Share via


Een update implementeren met behulp van Device Update voor Azure IoT Hub

Meer informatie over het implementeren van een update naar een IoT-apparaat met behulp van Device Update voor Azure IoT Hub.

Vereisten

Ondersteunde browsers:

De update implementeren

  1. Navigeer in Azure Portal naar uw IoT-hub.

  2. Selecteer Updates in het navigatiemenu om de pagina Apparaatupdate van uw IoT Hub-exemplaar te openen.

    Screenshot that shows the Get started with the Device Update for IoT Hub page.

  3. Selecteer het tabblad Groepen en implementaties boven aan de pagina. Zie Apparaatgroepen voor meer informatie.

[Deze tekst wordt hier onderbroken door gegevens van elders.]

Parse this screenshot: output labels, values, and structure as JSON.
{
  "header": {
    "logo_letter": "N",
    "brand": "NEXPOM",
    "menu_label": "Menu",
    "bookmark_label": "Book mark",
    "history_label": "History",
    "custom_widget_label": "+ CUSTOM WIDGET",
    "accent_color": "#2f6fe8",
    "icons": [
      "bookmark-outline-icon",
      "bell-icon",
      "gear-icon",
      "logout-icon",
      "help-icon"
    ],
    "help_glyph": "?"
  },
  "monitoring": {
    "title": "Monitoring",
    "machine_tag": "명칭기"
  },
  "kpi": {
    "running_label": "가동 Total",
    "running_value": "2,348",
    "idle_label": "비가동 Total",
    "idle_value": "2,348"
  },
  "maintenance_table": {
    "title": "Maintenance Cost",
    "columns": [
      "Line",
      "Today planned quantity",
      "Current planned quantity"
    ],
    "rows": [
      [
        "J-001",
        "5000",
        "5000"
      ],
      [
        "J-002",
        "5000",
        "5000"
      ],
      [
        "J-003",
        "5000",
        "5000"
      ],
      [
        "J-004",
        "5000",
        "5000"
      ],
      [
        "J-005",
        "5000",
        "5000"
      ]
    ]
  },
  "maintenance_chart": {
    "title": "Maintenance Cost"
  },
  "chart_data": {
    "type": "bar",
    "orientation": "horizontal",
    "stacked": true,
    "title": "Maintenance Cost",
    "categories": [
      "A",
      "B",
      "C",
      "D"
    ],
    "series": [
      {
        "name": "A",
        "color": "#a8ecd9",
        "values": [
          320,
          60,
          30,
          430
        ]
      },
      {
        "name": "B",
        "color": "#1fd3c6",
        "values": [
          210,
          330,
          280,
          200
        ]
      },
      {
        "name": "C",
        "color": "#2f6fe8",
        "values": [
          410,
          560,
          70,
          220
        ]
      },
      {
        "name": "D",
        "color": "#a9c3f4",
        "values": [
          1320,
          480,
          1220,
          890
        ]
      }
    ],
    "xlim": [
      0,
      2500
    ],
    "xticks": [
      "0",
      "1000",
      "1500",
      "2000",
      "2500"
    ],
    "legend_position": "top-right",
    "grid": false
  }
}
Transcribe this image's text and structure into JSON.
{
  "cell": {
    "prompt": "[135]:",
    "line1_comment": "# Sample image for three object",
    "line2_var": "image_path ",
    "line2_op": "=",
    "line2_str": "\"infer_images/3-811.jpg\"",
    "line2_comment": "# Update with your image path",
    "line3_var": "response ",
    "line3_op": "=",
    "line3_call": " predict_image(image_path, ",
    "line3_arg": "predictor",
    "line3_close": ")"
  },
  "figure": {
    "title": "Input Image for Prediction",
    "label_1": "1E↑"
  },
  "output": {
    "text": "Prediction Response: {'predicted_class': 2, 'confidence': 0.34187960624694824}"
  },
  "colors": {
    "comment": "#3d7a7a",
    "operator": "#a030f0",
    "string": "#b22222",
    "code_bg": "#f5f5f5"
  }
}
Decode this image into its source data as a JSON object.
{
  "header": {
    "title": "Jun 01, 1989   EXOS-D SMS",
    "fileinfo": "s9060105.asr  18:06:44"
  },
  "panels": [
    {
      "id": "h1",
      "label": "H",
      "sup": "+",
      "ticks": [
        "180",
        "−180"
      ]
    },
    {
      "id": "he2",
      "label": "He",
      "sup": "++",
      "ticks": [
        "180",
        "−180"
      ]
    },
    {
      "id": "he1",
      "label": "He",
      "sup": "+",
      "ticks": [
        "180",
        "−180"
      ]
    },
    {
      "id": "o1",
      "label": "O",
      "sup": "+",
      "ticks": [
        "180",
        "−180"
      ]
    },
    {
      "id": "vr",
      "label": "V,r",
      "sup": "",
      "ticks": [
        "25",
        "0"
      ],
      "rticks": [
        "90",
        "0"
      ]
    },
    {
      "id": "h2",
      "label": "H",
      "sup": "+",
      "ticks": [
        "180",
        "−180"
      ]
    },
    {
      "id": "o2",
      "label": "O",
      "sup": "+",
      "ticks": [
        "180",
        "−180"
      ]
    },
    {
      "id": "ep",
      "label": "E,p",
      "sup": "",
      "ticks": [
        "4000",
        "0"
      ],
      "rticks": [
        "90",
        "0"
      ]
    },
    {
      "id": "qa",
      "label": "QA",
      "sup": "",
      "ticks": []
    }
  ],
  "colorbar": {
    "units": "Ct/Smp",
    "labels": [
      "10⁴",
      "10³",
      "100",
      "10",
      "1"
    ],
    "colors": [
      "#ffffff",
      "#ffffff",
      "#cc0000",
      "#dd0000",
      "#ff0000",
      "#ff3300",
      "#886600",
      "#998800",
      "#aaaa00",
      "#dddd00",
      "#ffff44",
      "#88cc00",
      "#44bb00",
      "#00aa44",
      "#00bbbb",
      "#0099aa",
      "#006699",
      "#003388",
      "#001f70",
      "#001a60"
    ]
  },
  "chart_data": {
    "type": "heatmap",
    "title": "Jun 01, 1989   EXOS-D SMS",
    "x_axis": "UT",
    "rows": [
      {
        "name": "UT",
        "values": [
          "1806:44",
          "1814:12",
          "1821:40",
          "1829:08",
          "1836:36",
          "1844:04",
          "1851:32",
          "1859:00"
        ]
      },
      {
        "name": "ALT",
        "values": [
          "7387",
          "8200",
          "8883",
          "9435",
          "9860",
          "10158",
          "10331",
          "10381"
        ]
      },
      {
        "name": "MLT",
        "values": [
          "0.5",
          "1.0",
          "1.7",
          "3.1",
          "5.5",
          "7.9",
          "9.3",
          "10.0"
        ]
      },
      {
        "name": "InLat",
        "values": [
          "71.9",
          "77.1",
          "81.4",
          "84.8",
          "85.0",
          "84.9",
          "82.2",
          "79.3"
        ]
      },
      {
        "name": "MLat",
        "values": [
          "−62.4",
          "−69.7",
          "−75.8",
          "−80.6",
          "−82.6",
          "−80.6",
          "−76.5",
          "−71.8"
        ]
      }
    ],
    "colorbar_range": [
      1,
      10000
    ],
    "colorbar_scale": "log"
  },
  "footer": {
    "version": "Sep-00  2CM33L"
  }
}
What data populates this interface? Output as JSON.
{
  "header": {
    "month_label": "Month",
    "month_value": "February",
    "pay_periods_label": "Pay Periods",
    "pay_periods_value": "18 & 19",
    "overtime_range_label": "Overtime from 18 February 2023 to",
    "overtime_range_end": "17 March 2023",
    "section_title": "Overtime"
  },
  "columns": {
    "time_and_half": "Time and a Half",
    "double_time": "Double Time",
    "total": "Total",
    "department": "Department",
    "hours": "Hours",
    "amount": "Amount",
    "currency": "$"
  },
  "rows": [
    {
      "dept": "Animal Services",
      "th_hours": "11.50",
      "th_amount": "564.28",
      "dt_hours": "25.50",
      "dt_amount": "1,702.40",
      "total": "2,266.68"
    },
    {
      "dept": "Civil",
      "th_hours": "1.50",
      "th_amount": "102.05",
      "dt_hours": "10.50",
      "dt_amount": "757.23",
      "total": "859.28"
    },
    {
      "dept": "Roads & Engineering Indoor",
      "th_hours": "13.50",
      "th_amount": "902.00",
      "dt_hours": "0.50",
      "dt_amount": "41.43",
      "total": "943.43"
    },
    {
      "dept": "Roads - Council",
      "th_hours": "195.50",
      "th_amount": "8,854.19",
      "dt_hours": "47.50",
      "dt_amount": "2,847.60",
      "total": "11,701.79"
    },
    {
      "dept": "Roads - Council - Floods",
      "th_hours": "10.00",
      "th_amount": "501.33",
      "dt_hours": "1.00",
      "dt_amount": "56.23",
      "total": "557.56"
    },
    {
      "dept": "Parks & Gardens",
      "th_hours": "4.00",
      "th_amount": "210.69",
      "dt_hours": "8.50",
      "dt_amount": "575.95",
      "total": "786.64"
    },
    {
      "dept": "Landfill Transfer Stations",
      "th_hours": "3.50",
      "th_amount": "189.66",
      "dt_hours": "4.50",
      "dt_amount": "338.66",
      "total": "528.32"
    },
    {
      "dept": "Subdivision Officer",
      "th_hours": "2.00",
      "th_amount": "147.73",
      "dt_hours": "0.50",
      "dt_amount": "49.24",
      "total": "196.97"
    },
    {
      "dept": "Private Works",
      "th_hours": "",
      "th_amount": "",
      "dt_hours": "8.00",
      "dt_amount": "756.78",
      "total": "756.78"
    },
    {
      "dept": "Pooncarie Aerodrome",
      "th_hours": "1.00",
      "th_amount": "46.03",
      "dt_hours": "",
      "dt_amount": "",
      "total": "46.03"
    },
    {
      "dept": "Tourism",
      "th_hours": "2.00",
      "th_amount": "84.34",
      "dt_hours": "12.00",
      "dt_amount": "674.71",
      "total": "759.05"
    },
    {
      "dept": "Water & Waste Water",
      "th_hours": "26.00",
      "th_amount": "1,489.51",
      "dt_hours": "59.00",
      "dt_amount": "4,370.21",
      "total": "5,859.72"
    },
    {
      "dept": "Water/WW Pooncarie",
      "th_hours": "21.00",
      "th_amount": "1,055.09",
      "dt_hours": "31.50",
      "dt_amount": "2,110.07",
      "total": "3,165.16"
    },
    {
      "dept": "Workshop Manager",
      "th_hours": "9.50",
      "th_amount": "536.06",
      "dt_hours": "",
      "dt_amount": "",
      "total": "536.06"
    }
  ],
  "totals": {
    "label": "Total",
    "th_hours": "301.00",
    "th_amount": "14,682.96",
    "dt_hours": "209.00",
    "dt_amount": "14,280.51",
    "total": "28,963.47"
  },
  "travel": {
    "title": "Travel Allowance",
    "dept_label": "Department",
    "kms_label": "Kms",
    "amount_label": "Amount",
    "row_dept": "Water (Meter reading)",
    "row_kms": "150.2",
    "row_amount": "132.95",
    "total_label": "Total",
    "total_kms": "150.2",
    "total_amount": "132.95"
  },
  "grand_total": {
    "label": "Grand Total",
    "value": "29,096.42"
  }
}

    Screenshot that shows the Groups and Deployments tab.

  4. Bekijk het updatenalevingsdiagram en de groepslijst. U ziet nu een nieuwe update die beschikbaar is voor uw tag of standaardgroep. Mogelijk moet u één keer vernieuwen. Zie Apparaatupdate-naleving voor meer informatie.

  5. Selecteer Implementeren naast een of meer beschikbare updates en controleer of het beschrijvende label dat u hebt toegevoegd bij het importeren aanwezig is en er correct uitziet.

  6. Controleer of de juiste groep is geselecteerd als de doelgroep en selecteer Implementeren.

  7. Als u de implementatie wilt starten, gaat u naar het tabblad Huidige implementatie . Selecteer de koppeling Implementeren naast de gewenste update in de sectie Beschikbare updates . De best beschikbare update voor een bepaalde groep wordt aangeduid met een beste markering.

    Screenshot that shows Best highlighted.

  8. Plan de implementatie om onmiddellijk of in de toekomst te beginnen.

    Tip

    Standaard is de begindatum en -tijd ingesteld op Onmiddellijk. Zorg ervoor dat u een andere datum en tijd selecteert als u wilt dat de implementatie later begint.

    Screenshot that shows the Create deployment screen

  9. Maak indien nodig een beleid voor automatisch terugdraaien. Selecteer vervolgens Maken.

  10. In de details van de implementatie wordt de status geactiveerd. De geïmplementeerde update is gemarkeerd met (implementeren).

    Screenshot that shows deployment as Active.

  11. Bekijk het nalevingsdiagram om te zien dat de update nu wordt uitgevoerd.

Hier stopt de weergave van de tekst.